If you've been denied credit, or didn't get the rate or credit terms you want, ask the creditor if a credit scoring system was used. If so, ask what characteristics or factors were used in that system, and the best ways to improve your application. If you get credit, ask the creditor whether you are getting the best rate and terms available and, if not, why. If you are not offered the best rate available because of inaccuracies in your credit report, be sure to dispute the inaccurate information.
If you are denied credit, the Equal Credit Opportunity Act requires that the creditor give you a notice that tells you the specific reasons your application was rejected or the fact that you have the right to learn the reasons if you ask within 60 days. Indefinite and vague reasons for denial are illegal, so ask the creditor to be specific. Acceptable reasons include: "Your income was low" or "You haven't been employed long enough." Unacceptable reasons include: "You didn't meet our minimum standards" or "You didn't receive enough points on our credit scoring system."

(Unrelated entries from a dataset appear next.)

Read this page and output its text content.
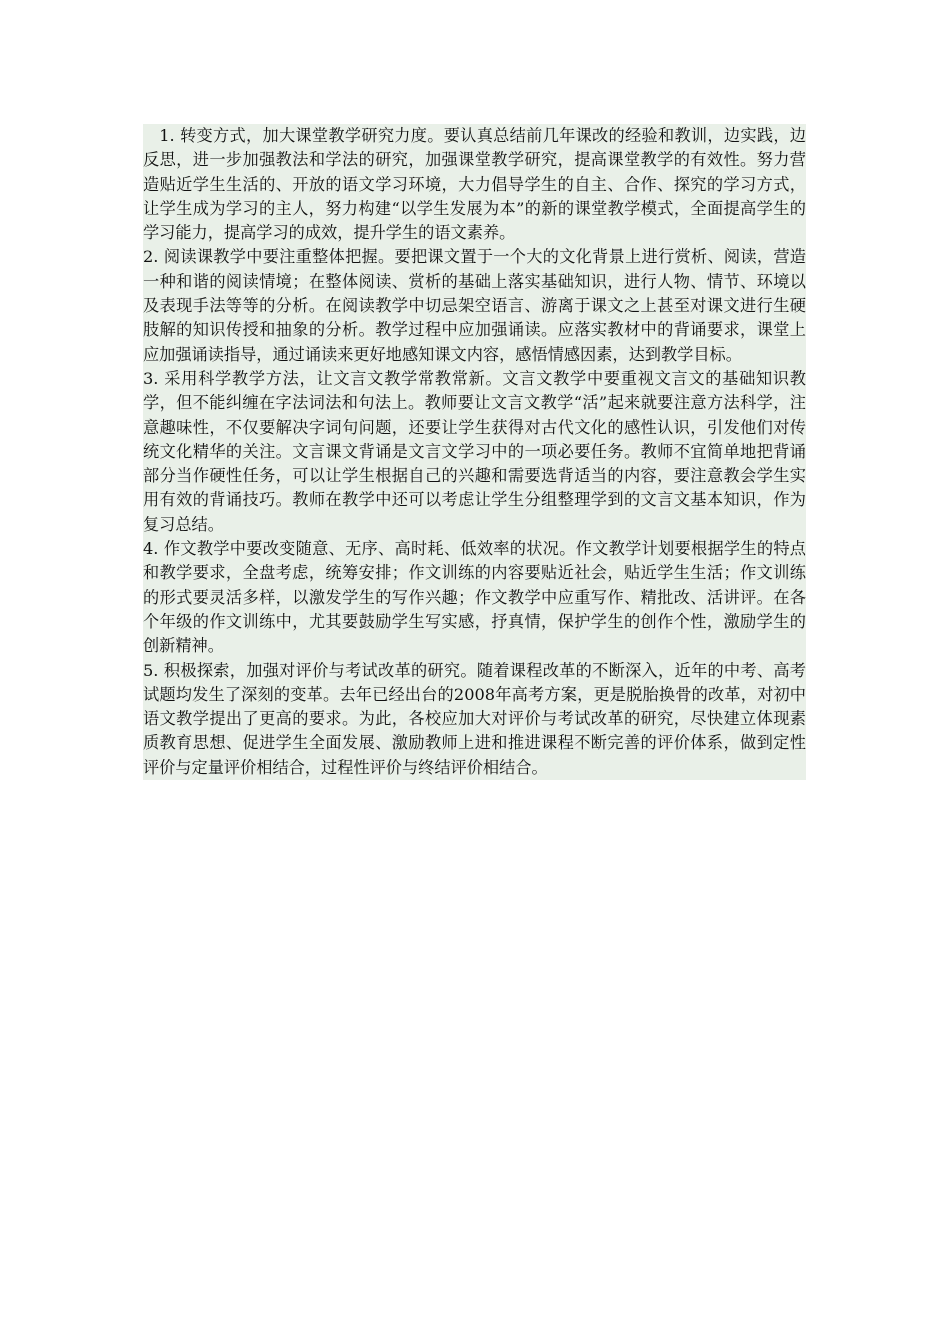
1. 转变方式，加大课堂教学研究力度。要认真总结前几年课改的经验和教训，边实践，边反思，进一步加强教法和学法的研究，加强课堂教学研究，提高课堂教学的有效性。努力营造贴近学生生活的、开放的语文学习环境，大力倡导学生的自主、合作、探究的学习方式，让学生成为学习的主人，努力构建“以学生发展为本”的新的课堂教学模式，全面提高学生的学习能力，提高学习的成效，提升学生的语文素养。

2. 阅读课教学中要注重整体把握。要把课文置于一个大的文化背景上进行赏析、阅读，营造一种和谐的阅读情境；在整体阅读、赏析的基础上落实基础知识，进行人物、情节、环境以及表现手法等等的分析。在阅读教学中切忌架空语言、游离于课文之上甚至对课文进行生硬肢解的知识传授和抽象的分析。教学过程中应加强诵读。应落实教材中的背诵要求，课堂上应加强诵读指导，通过诵读来更好地感知课文内容，感悟情感因素，达到教学目标。

3. 采用科学教学方法，让文言文教学常教常新。文言文教学中要重视文言文的基础知识教学，但不能纠缠在字法词法和句法上。教师要让文言文教学“活”起来就要注意方法科学，注意趣味性，不仅要解决字词句问题，还要让学生获得对古代文化的感性认识，引发他们对传统文化精华的关注。文言课文背诵是文言文学习中的一项必要任务。教师不宜简单地把背诵部分当作硬性任务，可以让学生根据自己的兴趣和需要选背适当的内容，要注意教会学生实用有效的背诵技巧。教师在教学中还可以考虑让学生分组整理学到的文言文基本知识，作为复习总结。

4. 作文教学中要改变随意、无序、高时耗、低效率的状况。作文教学计划要根据学生的特点和教学要求，全盘考虑，统筹安排；作文训练的内容要贴近社会，贴近学生生活；作文训练的形式要灵活多样，以激发学生的写作兴趣；作文教学中应重写作、精批改、活讲评。在各个年级的作文训练中，尤其要鼓励学生写实感，抒真情，保护学生的创作个性，激励学生的创新精神。

5. 积极探索，加强对评价与考试改革的研究。随着课程改革的不断深入，近年的中考、高考试题均发生了深刻的变革。去年已经出台的2008年高考方案，更是脱胎换骨的改革，对初中语文教学提出了更高的要求。为此，各校应加大对评价与考试改革的研究，尽快建立体现素质教育思想、促进学生全面发展、激励教师上进和推进课程不断完善的评价体系，做到定性评价与定量评价相结合，过程性评价与终结评价相结合。
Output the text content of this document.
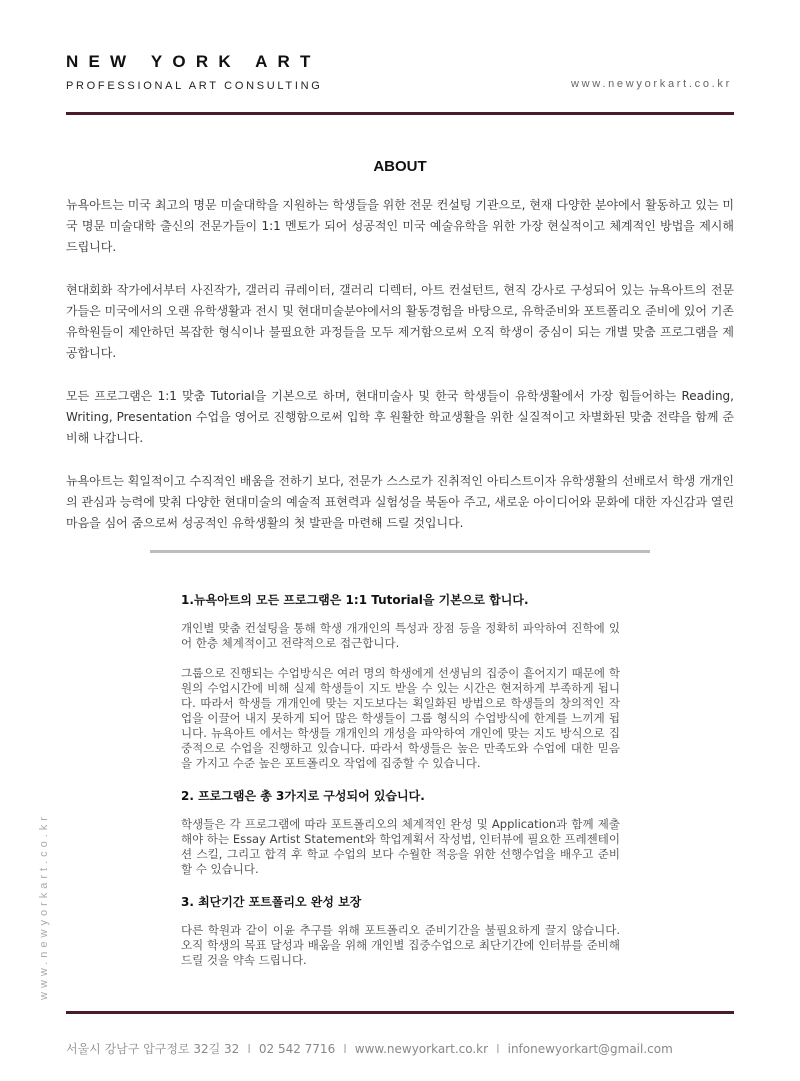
NEW YORK ART

PROFESSIONAL ART CONSULTING	www.newyorkart.co.kr
ABOUT

뉴욕아트는 미국 최고의 명문 미술대학을 지원하는 학생들을 위한 전문 컨설팅 기관으로, 현재 다양한 분야에서 활동하고 있는 미국 명문 미술대학 출신의 전문가들이 1:1 멘토가 되어 성공적인 미국 예술유학을 위한 가장 현실적이고 체계적인 방법을 제시해드립니다.

현대회화 작가에서부터 사진작가, 갤러리 큐레이터, 갤러리 디렉터, 아트 컨설턴트, 현직 강사로 구성되어 있는 뉴욕아트의 전문가들은 미국에서의 오랜 유학생활과 전시 및 현대미술분야에서의 활동경험을 바탕으로, 유학준비와 포트폴리오 준비에 있어 기존 유학원들이 제안하던 복잡한 형식이나 불필요한 과정들을 모두 제거함으로써 오직 학생이 중심이 되는 개별 맞춤 프로그램을 제공합니다.

모든 프로그램은 1:1 맞춤 Tutorial을 기본으로 하며, 현대미술사 및 한국 학생들이 유학생활에서 가장 힘들어하는 Reading, Writing, Presentation 수업을 영어로 진행함으로써 입학 후 원활한 학교생활을 위한 실질적이고 차별화된 맞춤 전략을 함께 준비해 나갑니다.

뉴욕아트는 획일적이고 수직적인 배움을 전하기 보다, 전문가 스스로가 진취적인 아티스트이자 유학생활의 선배로서 학생 개개인의 관심과 능력에 맞춰 다양한 현대미술의 예술적 표현력과 실험성을 북돋아 주고, 새로운 아이디어와 문화에 대한 자신감과 열린 마음을 심어 줌으로써 성공적인 유학생활의 첫 발판을 마련해 드릴 것입니다.

1.뉴욕아트의 모든 프로그램은 1:1 Tutorial을 기본으로 합니다.

개인별 맞춤 컨설팅을 통해 학생 개개인의 특성과 장점 등을 정확히 파악하여 진학에 있어 한층 체계적이고 전략적으로 접근합니다.

그룹으로 진행되는 수업방식은 여러 명의 학생에게 선생님의 집중이 흩어지기 때문에 학원의 수업시간에 비해 실제 학생들이 지도 받을 수 있는 시간은 현저하게 부족하게 됩니다. 따라서 학생들 개개인에 맞는 지도보다는 획일화된 방법으로 학생들의 창의적인 작업을 이끌어 내지 못하게 되어 많은 학생들이 그룹 형식의 수업방식에 한계를 느끼게 됩니다. 뉴욕아트 에서는 학생들 개개인의 개성을 파악하여 개인에 맞는 지도 방식으로 집중적으로 수업을 진행하고 있습니다. 따라서 학생들은 높은 만족도와 수업에 대한 믿음을 가지고 수준 높은 포트폴리오 작업에 집중할 수 있습니다.

2. 프로그램은 총 3가지로 구성되어 있습니다.

학생들은 각 프로그램에 따라 포트폴리오의 체계적인 완성 및 Application과 함께 제출해야 하는 Essay Artist Statement와 학업계획서 작성법, 인터뷰에 필요한 프레젠테이션 스킬, 그리고 합격 후 학교 수업의 보다 수월한 적응을 위한 선행수업을 배우고 준비할 수 있습니다.

3. 최단기간 포트폴리오 완성 보장

다른 학원과 같이 이윤 추구를 위해 포트폴리오 준비기간을 불필요하게 끌지 않습니다. 오직 학생의 목표 달성과 배움을 위해 개인별 집중수업으로 최단기간에 인터뷰를 준비해 드릴 것을 약속 드립니다.

www.newyorkart.co.kr
서울시 강남구 압구정로 32길 32 I 02 542 7716 I www.newyorkart.co.kr I infonewyorkart@gmail.com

If a creditor says you were denied credit because you are too near your credit limits on your charge cards or you have too many credit card accounts, you may want to reapply after paying down your balances or closing some accounts. Credit scoring systems consider updated information and change over time.
Sometimes you can be denied credit because of information from a credit report. If so, the Fair Credit Reporting Act requires the creditor to give you the name, address and phone number of the credit reporting agency that supplied the information. You should contact that agency to find out what your report said. This information is free if you request it within 60 days of being turned down for credit. The credit reporting agency can tell you what's in your report, but only the creditor can tell you why your application was denied.